Experienced Analyst Regulatory Affairs - CDMX

At Johnson & Johnson, we believe health is everything. Our strength in healthcare innovation empowers us to build a world where complex diseases are prevented, treated, and cured, where treatments are smarter and less invasive, and solutions are personal. Through our expertise in Innovative Medicine and MedTech, we are uniquely positioned to innovate across the full spectrum of healthcare solutions today to deliver the breakthroughs of tomorrow, and profoundly impact health for humanity. Learn more at https://www.jnj.com

Job Function: Regulatory Affairs Group

Job Sub Function: Regulatory Affairs

Job Category: Professional

All Job Posting Locations: Mexico City, Mexico

Job Description:

About Innovative Medicine

Our expertise in Innovative Medicine is informed and inspired by patients, whose insights fuel our science-based advancements. Visionaries like you work on teams that save lives by developing the medicines of tomorrow.

Join us in developing treatments, finding cures, and pioneering the path from lab to life while championing patients every step of the way.

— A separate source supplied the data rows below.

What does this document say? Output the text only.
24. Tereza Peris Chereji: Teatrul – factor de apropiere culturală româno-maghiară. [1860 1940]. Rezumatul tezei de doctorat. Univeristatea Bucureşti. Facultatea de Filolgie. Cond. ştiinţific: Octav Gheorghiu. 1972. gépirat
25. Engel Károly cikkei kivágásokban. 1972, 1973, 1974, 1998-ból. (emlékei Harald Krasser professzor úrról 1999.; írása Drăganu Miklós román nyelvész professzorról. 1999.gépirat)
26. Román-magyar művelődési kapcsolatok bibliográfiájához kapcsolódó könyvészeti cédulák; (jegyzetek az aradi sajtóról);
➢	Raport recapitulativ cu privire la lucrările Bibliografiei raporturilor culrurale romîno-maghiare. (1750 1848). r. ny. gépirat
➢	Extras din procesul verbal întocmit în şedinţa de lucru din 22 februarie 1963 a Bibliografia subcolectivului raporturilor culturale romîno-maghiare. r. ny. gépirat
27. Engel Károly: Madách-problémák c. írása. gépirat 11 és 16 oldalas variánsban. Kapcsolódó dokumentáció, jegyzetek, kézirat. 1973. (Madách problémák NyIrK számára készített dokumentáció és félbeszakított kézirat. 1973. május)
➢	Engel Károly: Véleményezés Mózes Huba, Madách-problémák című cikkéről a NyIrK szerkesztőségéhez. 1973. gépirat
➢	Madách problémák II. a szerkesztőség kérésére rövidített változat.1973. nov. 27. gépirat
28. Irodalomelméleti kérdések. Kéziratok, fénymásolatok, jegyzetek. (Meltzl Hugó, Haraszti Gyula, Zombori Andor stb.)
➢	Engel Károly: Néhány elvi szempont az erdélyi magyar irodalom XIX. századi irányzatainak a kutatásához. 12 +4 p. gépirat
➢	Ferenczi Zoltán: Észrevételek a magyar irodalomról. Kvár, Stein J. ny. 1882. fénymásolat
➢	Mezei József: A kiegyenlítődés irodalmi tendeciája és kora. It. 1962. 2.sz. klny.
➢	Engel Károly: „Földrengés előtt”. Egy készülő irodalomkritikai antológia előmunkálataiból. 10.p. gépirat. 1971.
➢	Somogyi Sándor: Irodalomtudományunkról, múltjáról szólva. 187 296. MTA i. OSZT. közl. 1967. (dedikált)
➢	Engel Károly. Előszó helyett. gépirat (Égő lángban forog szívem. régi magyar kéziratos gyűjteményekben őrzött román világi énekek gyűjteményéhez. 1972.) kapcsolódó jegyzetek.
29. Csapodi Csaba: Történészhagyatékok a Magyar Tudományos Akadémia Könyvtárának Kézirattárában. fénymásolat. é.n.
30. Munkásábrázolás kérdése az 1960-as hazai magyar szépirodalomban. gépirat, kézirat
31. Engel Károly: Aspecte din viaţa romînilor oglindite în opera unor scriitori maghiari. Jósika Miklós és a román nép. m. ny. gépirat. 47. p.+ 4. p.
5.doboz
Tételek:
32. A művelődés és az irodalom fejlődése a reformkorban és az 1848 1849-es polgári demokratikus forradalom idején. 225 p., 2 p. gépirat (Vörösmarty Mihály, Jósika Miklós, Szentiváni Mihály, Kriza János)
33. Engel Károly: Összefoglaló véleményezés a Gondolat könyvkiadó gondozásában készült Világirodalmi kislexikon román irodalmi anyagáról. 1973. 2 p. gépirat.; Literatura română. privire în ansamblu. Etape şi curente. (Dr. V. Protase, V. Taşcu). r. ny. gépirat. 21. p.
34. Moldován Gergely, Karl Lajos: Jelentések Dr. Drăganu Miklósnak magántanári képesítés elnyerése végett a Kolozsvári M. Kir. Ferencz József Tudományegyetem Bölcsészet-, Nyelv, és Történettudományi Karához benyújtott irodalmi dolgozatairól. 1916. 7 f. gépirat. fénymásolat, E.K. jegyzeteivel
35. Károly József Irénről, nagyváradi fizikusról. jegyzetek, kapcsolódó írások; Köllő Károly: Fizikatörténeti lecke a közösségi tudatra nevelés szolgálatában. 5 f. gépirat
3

Learn more at https://www.jnj.com/innovative-medicine

Position summary:

This is a Regulatory Affairs professional with local/regional responsibility. The role purpose is to be responsible for the end-to-end process execution of regulatory lifecycle management (LCM) in Mexico, focused on CMC (Chemistry, Manufacturing and Controls) variations process.

Accountability: Execution of the complete LCM regulatory process related to CMC variations updates. This includes ensuring the accuracy of assessments, dossier preparation, timely submission, and securing approvals, while maintaining compliance with all relevant regulations.

• Prepare submission-ready dossier based on local requirements and J&J standards and procedures.
• Ensure assessment, submission and approval of variations in a timely manner.
• Be first point of contact for LCM with the local Regulatory Affairs colleagues.
• Handle any Health Authority query for LCM submissions with applicable stakeholders.
• Continuous communication, integration and alignment with local team (i.e. RA, Supply, CQ, AW responsible, etc) of the countries in scope.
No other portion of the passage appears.